IRTG 2022 "ATUMS" - Project 1-3

1-3: Highly luminescent Nanomaterial/Polymer Hybrids


TUM: Markus Becherer, Bernhard Rieger, Thomas Fässler, Paolo Lugli
UofA: Frank Hegmann, Jonathan Veinot
Doctorial Candidates: Alina Lyuleeva, Tobias Helbich, Regina Sinelnikov, Mary A. Narreto


Silicon Nanosheets (SiNSs) based composites show outstanding (opto)electronic properties, as already published within the framework of this project [ATUMS 1-3] [1-4]. Furthermore, they are exploit for temperature or humidity sensors, currently investigated at the Chair of Nanoelectronics (Technical University of Munich). In order to optimize SiNSs for real-world sensor applications, we will concentrate not exclusively on synthesis, characterization and deposition of SiNSs, but also on engineering tasks as given in detail below. Using various facilities and the expertise of the groups at the Technical University of Munich (TUM) and the University of Alberta (UofA, Canada), the ATUMS members can develop close collaboration for an efficient progress in their research.

  1. From crystalline Calcium Disilicide (CaSi2) in the group of Prof. Rieger (TUM) synthesized and with a variety of different molecules functionalized SiNSs will be deposited by different methods (spin-coating, dip-coating, spray-coating) and characterized in detail by e.g., atomic force microscopy (AFM), photoluminescence (PL) and time-resolved PL, Fourier transform infrared (FTIR) and energy-dispersive X-ray (EDX) spectroscopy. Here, we will intensely profit from the expertise of the other groups in Chemistry and Physics within the ATUMS collaboration. The interesting (opto)electronic properties of the SiNSs, such as green PL, will be closely investigated. Together with the group of Prof. Frank Hegmann (UofA), we will explain the origin of the PL and the processes, which take place during the de-excitation. With the surface modification of the SiNSs, their dispersibility in different solvents can be optimized, which is the basis for homogeneous blend formation. Subsequently, these materials can be applied for the fabrication of e.g. optimized and enhanced field-effect transistors (FETs), which are based on SINSs and semiconducting polymer based blends. This application field of the nanosized two-dimensional silicon is one of the ongoing studies in our groups. In this connection, also electron paramagnetic resonance (EPR) measurements will be carried out together with the co-workers of the Physics department and the Walter Schottky Institute (TUM), especially with the group of Prof. Stutzmann (TUM). The EPR measurements will allow us to look deeper into the light exposure impact on the material and to understand the occurring charge transfer processes within the as prepared blends.

  2. Furthermore, schemes for resistless lithography (e.g. laser written shadow masks) will be employed to contact the functionalized SiNSs by conventional Cr/Au contacts and/or spray deposited carbon nanotubes (CNTs), silver nanowires (AgNWs) and/or copper nanowires (CuNWs).
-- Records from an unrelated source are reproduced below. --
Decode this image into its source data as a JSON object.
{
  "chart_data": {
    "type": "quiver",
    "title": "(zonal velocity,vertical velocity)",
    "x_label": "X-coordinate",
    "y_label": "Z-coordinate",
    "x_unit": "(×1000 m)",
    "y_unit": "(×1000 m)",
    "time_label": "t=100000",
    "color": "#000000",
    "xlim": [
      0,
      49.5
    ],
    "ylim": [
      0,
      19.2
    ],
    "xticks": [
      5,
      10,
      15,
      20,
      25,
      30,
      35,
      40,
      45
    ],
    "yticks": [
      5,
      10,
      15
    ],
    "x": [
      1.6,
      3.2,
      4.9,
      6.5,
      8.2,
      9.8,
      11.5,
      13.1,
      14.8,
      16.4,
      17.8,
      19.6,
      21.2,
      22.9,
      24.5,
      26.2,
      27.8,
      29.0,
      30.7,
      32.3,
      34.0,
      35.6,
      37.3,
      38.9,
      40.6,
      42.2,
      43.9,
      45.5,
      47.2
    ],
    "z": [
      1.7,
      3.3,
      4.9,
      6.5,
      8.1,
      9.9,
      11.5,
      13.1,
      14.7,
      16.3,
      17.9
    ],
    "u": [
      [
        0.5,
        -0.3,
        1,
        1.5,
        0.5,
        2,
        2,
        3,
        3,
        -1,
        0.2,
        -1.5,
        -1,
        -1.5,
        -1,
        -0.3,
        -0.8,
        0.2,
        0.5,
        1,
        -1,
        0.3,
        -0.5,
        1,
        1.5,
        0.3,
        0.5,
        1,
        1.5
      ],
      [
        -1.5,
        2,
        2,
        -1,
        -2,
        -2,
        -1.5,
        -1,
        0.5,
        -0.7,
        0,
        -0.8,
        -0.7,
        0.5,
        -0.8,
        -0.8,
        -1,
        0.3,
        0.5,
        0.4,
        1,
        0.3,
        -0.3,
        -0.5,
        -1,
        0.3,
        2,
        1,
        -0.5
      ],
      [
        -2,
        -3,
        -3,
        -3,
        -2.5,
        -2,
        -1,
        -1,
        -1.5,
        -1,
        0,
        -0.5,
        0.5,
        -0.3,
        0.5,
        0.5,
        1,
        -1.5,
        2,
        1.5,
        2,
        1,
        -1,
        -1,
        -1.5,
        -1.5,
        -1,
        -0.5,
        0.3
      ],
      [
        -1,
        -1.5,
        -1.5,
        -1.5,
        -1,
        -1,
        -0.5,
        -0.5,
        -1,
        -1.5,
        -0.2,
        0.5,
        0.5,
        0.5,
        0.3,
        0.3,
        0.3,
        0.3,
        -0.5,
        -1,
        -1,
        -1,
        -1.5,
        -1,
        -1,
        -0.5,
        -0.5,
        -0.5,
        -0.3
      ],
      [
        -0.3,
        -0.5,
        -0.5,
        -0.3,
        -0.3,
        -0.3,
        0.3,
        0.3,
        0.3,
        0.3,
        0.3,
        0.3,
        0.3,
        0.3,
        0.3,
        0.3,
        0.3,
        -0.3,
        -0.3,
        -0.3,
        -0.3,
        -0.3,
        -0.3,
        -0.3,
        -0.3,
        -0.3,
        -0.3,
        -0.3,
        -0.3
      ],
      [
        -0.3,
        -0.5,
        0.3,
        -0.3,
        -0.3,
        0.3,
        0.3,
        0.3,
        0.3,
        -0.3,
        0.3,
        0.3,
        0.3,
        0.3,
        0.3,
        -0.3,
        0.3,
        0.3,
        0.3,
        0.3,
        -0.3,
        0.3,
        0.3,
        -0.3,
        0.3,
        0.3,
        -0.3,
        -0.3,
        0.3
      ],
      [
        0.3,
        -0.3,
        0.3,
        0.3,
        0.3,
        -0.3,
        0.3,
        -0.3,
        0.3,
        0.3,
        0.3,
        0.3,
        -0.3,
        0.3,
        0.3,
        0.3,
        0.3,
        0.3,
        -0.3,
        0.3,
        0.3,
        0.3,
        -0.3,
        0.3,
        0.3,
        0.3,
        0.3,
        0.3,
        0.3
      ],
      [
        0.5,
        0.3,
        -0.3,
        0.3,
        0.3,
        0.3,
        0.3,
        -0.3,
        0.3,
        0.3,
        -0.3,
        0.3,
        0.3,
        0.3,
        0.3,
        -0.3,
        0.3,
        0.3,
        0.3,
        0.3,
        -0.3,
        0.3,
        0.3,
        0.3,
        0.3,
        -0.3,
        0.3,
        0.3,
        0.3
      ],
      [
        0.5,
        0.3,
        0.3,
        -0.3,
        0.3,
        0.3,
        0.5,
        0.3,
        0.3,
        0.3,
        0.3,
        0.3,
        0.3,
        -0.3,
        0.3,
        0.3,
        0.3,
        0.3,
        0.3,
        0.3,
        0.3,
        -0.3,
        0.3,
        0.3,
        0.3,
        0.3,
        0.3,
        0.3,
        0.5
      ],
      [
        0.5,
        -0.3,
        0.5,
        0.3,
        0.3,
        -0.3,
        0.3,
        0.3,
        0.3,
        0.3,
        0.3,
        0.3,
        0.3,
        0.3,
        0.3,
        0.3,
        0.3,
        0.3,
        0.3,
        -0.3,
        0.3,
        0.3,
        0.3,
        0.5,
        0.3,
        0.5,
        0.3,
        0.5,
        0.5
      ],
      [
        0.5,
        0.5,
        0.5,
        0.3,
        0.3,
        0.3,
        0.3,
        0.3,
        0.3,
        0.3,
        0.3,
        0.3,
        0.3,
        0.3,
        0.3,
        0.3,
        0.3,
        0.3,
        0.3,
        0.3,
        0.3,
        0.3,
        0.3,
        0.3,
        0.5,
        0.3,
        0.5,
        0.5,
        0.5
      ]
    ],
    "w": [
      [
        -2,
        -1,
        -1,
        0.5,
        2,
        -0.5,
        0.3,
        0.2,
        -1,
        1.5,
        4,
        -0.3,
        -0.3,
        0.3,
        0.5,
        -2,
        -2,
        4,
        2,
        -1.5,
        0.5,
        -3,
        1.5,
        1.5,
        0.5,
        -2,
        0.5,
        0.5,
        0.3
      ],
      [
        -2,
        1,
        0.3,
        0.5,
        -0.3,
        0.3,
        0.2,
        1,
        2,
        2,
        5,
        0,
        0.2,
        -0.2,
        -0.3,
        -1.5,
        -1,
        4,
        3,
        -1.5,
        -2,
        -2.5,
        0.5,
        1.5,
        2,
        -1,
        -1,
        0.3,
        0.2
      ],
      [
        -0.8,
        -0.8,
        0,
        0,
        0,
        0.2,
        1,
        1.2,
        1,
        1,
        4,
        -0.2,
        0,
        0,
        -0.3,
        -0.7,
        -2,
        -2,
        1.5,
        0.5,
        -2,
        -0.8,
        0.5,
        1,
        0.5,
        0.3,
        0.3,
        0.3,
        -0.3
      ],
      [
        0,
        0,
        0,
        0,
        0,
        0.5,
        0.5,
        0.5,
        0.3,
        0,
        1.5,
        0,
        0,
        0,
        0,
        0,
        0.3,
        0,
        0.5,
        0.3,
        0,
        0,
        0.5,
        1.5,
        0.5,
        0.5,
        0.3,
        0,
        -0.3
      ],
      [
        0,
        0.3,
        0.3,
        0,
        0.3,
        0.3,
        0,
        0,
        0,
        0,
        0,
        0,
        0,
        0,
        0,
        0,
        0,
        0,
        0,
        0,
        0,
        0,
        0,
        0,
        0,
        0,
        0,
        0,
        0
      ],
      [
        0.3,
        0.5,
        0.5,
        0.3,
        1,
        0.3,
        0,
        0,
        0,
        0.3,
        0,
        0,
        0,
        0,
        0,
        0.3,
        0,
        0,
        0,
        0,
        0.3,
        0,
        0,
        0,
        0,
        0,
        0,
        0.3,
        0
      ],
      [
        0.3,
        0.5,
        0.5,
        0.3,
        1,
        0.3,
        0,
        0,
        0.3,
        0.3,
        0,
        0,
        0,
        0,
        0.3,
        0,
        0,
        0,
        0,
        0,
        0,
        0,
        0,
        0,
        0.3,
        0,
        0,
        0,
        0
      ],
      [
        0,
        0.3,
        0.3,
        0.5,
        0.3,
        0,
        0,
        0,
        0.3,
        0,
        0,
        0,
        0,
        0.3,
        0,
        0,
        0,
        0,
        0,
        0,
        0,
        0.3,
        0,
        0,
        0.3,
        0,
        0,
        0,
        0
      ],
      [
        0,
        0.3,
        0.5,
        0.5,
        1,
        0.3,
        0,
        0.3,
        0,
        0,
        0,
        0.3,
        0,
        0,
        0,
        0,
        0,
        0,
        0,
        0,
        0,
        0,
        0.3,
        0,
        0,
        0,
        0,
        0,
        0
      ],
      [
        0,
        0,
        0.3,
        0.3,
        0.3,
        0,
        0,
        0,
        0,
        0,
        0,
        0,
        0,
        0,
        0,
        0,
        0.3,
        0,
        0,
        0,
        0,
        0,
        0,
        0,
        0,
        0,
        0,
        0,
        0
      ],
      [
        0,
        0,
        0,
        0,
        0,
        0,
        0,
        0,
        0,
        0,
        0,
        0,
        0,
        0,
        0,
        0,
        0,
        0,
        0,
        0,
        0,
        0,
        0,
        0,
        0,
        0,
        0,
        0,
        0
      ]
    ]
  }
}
The shadow masks will provide contact patterns through which conductive and semi-transparent electrodes will be deposited. Resistless techniques have the advantage of not altering the device under test in an additive deposition step, keeping the substrate clean at the same time. For the electrical measurements of the fabricated devices, conductive AFM or Electron-beam lithography, followed by metal evaporation for contact pads will be considered.

  3. We will develop schemes for the application of the SiNSs, in specific “arrays” to harvest their properties and optimize them in terms of efficiency, low drift, reliability and endurance. The synthesized SiNSs can be deposited as flakes, forming random patterns and networks on the substrate. However, for the optimization of the electrical contact geometry, micron-sized spacing of interdigitating contacts or incorporating SiNSs into a nanowire network could allow to measure and harvest the SiNSs film properties.

  4. A further aim of this project is to optimize the SiNSs as a potential sensor material by e.g., building a demonstrator platform, or integrating them into conventional discrete electronic circuitry, such as electronic modulation/demodulation as efficient noise suppression technique. Furthermore, Wheatstone bridges for differential resistance measurement and encapsulated reference sensors for temperature and drift compensations can be developed.

  5. Additionally, another goal is to understand the aging processes of SiNSs based devices and to optimize prospective encapsulation techniques. By temperature assisted, accelerated ageing experiments in a controlled environment (e.g., climatic chamber, vacuum, inert gas), SiNSs devices will be proven for their “industrial” applications.

[1] T. Helbich, A. Lyuleeva et al. Chemistry - A European Journal, 2016, 22, 18, 6194–6198.
[2] T. Helbich, A. Lyuleeva et al. Adv. Funct. Mater., 2016, 26, 6711–6718
[3] A. Lyuleeva, T. Helbich et al. Journal of Physics D: Applied Physics, 2017, 50, 13, 8pp.
[4] T. Helbich, A. Lyuleeva et al. Adv. Funct. Mater., 2017, 1606764.